Berlin is one of the world's greatest cities, endlessly fascinating and photogenic. It's a major capital in the world of street art, no surprise when the West Berliners had all that bare concrete wall to encourage them. This spontaneous public art form is one of my favourite photographic subjects and it's going to be difficult to avoid being distracted from my real task by examples such as this, near Schlesischestrasse in Kreuzburg.
So I arrived in Berlin central station on Friday in mid-afternoon and was met with warm friendliness by Jörg, the friend of a friend in Brussels, who is putting me up for a couple of days. I then used the rest of the fading daylight to begin the Berlin wall cycle trail, which follows the route of the ex-enclosure around West Berlin very closely. There will be much of interest on the way, of course. Yards from the station is this memorial to the wall's first victim - Günter Litfin, a tailor who was shot by East German border guards as he tried to escape to the west by swimming across a canal, shortly after the first reels of barbed wire had gone up.

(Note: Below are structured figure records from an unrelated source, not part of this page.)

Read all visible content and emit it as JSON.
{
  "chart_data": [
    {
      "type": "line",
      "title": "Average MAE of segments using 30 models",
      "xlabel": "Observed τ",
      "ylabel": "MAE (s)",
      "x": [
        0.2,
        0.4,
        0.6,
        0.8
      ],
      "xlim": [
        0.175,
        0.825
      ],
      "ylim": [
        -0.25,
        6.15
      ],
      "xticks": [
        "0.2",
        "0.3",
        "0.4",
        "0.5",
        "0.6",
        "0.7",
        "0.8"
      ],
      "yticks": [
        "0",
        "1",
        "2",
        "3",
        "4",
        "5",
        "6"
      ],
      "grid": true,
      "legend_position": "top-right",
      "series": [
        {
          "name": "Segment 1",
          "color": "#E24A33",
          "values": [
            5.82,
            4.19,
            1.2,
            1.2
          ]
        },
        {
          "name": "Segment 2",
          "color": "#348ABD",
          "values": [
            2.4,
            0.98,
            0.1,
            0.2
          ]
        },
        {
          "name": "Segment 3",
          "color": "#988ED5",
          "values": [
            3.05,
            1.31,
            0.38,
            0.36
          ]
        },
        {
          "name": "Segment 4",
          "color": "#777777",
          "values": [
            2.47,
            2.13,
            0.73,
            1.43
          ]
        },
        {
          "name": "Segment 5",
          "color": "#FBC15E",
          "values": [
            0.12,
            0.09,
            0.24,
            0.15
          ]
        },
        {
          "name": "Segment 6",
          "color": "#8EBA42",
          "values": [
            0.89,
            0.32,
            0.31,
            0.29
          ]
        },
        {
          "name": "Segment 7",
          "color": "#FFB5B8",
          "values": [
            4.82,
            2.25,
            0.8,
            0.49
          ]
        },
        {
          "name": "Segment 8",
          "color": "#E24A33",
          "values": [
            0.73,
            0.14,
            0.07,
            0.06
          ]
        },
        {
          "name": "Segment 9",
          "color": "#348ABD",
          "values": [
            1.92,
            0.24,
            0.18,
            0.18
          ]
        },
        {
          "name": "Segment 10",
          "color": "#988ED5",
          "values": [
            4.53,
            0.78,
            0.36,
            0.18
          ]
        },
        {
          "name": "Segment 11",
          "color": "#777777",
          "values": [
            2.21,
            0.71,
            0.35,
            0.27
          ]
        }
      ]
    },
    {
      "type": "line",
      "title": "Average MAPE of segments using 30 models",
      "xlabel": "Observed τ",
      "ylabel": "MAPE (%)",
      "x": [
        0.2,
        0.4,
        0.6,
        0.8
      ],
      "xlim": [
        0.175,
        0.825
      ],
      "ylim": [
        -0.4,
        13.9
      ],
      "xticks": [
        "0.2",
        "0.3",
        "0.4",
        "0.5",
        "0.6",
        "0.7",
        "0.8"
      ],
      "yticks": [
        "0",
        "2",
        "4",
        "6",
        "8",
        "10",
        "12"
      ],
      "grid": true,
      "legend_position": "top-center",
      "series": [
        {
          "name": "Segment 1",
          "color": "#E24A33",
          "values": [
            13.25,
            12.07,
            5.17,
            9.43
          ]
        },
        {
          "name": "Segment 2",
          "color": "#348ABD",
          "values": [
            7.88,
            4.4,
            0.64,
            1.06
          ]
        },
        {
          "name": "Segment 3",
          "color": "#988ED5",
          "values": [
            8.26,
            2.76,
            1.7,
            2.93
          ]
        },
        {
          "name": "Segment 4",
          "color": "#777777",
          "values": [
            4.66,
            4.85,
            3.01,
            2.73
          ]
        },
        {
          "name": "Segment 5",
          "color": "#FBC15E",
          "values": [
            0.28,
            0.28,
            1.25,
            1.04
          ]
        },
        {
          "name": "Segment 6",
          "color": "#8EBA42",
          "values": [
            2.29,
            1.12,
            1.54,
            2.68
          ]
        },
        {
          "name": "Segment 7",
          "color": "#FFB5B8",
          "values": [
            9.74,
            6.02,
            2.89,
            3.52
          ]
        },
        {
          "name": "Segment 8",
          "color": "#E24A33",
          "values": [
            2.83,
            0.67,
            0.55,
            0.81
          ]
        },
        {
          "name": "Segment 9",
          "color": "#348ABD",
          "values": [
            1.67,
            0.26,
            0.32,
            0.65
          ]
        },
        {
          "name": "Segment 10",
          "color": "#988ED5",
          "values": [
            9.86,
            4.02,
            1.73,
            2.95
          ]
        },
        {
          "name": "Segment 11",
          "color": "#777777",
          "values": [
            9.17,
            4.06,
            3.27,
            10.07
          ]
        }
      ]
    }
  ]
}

I love the idea and practice of train travel but my 5-leg, 23-hr marathon from Trieste to Berlin started to test my faith. First, buying the ticket in Trieste: mentioning that I needed to transport a bike provoked such a bout of teeth-sucking that it was as though I'd said I was taking an elephant along. It was possible to reserve a place for the bike in the overnight train from Milan to Frankfurt if I bought myself a seat, but not if I reserved a couchette (???). Buying the Frankfurt-Berlin portion in Italy meant I paid €25 more than if I'd bought it separately in Germany. The night train was 30 mins late into Frankfurt and this meant I missed my connection, but I got to Berlin earlier because there was a better connection that the Italian computer hadn't revealed. Or, rather, I would have got there earlier if that train hadn't been delayed as well. The conductor said bikes weren't allowed on until I showed an itinerary printout from the travel centre and suddenly she pointed to the end of the train, where there was a dedicated and empty bike carriage (???). On the plus side, the journey gave me my first fleeting visits to Milan, Frankfurt and Leipzig (which has one of the biggest and loveliest stations I've seen). On the way from Frankfurt we passed a ruined castle that I recognised; I realised that we were crossing the old east-west border and going through a village I'd stayed in. It felt like that had been months previously but in fact was only a few weeks. Eventually I ended up with this view of the approach to Berlin, thanks to a transparent German train.